A better approach is to focus on value added, which means that the costs we are concerned with are those which are added to materials, and excluding the cost of the materials. Obviously, materials costs will have to be added later when costs are totaled, but for the moment, we must focus only on the value which is added after the materials are purchased. The more value added, the better. The lower the material cost as a percentage of total cost, the better. Value is added through labor, and the type of value added must be according to real customer needs. When the firm adds value that customers perceive as important, value is a more important buying determinant than price.
The second step is to focus on cost reduction through productivity rather than across the board reductions. Every element of cost is ultimately justified through its productivity in adding value. This can be accomplished through the use of a tool we call ratio budgeting coupled with sensitivity Analysis. (RBSA).
Every element of cost including materials, labor and overhead is measured in its ratio to sales price by product or service lines. The ratios then form the basis of a productivity improvement effort focused on reduction of the ratio through productivity gains. Gains are made through improved performance tracking, more effective purchasing procedures, training, process improvement and quality management. They are traced through periodic review of the starting ratios versus current ratios measured against goals. The power of this system might be demonstrated by a simple example.

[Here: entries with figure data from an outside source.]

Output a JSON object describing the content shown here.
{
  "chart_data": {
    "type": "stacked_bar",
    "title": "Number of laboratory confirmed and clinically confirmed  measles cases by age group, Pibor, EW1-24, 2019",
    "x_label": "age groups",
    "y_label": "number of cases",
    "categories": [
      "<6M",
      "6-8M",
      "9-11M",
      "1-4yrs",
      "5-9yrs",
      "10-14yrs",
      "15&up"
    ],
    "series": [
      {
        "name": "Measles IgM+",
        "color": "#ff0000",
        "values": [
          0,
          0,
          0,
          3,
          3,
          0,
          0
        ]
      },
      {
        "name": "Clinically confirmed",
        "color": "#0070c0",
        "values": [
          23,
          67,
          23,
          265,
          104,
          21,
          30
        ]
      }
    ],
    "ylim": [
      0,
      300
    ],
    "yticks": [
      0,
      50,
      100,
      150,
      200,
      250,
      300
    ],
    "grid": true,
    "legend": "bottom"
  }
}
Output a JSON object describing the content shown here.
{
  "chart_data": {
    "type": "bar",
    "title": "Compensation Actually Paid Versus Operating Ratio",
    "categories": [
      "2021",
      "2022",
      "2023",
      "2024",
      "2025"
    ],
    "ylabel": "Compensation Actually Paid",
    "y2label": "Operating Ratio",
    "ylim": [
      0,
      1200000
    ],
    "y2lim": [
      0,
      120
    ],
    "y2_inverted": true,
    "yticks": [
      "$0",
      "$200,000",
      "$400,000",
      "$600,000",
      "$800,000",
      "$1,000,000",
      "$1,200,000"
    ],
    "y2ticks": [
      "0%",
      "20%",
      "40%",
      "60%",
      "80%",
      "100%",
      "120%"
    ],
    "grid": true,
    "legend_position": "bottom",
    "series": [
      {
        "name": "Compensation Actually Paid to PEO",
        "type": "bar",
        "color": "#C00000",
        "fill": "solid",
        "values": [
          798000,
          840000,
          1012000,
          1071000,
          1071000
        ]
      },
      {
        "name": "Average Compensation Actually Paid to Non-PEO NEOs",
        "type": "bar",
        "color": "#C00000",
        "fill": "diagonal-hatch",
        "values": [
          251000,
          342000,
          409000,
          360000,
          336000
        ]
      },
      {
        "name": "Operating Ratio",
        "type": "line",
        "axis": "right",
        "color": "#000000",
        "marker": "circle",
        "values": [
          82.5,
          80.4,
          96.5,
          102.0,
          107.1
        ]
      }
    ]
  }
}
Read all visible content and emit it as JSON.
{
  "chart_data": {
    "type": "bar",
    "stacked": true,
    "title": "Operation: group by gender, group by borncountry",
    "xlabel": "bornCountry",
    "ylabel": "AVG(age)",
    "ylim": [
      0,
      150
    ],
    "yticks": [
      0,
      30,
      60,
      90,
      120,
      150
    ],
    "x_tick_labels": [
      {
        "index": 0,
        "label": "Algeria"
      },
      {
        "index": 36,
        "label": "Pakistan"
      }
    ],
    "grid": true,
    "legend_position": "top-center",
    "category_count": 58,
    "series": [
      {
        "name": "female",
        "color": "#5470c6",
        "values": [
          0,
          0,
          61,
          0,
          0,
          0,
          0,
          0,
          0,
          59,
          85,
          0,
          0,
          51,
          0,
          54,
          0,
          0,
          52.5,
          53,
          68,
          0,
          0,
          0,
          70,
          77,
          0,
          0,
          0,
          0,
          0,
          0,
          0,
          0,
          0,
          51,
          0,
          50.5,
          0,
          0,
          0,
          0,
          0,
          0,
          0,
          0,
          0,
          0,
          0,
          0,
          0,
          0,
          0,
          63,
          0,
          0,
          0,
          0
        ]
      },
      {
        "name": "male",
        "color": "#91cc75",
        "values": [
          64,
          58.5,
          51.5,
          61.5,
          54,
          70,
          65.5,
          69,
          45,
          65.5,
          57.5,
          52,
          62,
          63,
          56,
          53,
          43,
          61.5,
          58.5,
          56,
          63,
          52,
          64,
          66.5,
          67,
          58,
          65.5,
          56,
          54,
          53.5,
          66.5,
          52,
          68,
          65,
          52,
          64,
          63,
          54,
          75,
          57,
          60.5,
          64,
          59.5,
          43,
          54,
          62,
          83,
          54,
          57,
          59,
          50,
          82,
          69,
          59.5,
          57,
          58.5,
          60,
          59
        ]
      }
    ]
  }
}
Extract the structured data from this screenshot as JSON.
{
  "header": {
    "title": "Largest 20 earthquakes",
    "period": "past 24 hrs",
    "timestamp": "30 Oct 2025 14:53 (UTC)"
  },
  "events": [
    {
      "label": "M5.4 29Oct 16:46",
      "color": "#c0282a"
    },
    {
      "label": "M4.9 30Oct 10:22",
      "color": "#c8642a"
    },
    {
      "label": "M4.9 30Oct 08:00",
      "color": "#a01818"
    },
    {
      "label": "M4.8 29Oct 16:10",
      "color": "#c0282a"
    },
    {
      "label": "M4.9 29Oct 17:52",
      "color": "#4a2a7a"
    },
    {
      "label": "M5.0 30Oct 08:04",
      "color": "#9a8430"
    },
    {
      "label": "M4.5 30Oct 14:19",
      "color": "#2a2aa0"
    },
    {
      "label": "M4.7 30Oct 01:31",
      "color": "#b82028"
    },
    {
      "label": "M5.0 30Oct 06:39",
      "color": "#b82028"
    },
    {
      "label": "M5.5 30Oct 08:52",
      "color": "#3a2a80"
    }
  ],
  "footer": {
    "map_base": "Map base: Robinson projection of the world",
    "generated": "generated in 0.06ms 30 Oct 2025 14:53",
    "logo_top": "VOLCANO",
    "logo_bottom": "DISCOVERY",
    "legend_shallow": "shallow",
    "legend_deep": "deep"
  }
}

In a business with sales of $2,000,000 annually, with labor costs of $500,000 (40% of sales), a 2% reduction in labor costs through improved productivity would produce an improved profit of $10,000. A 10% improvement would lower costs by $50,000.
These two management systems, refocusing on value added to develop and maintain sustainable sales and profit levels, and a new emphasis on productivity improvement through Ratio Budgeting and Sensitivity Analysis can go a long way toward enabling profitable operations regardless of the economic slowdown.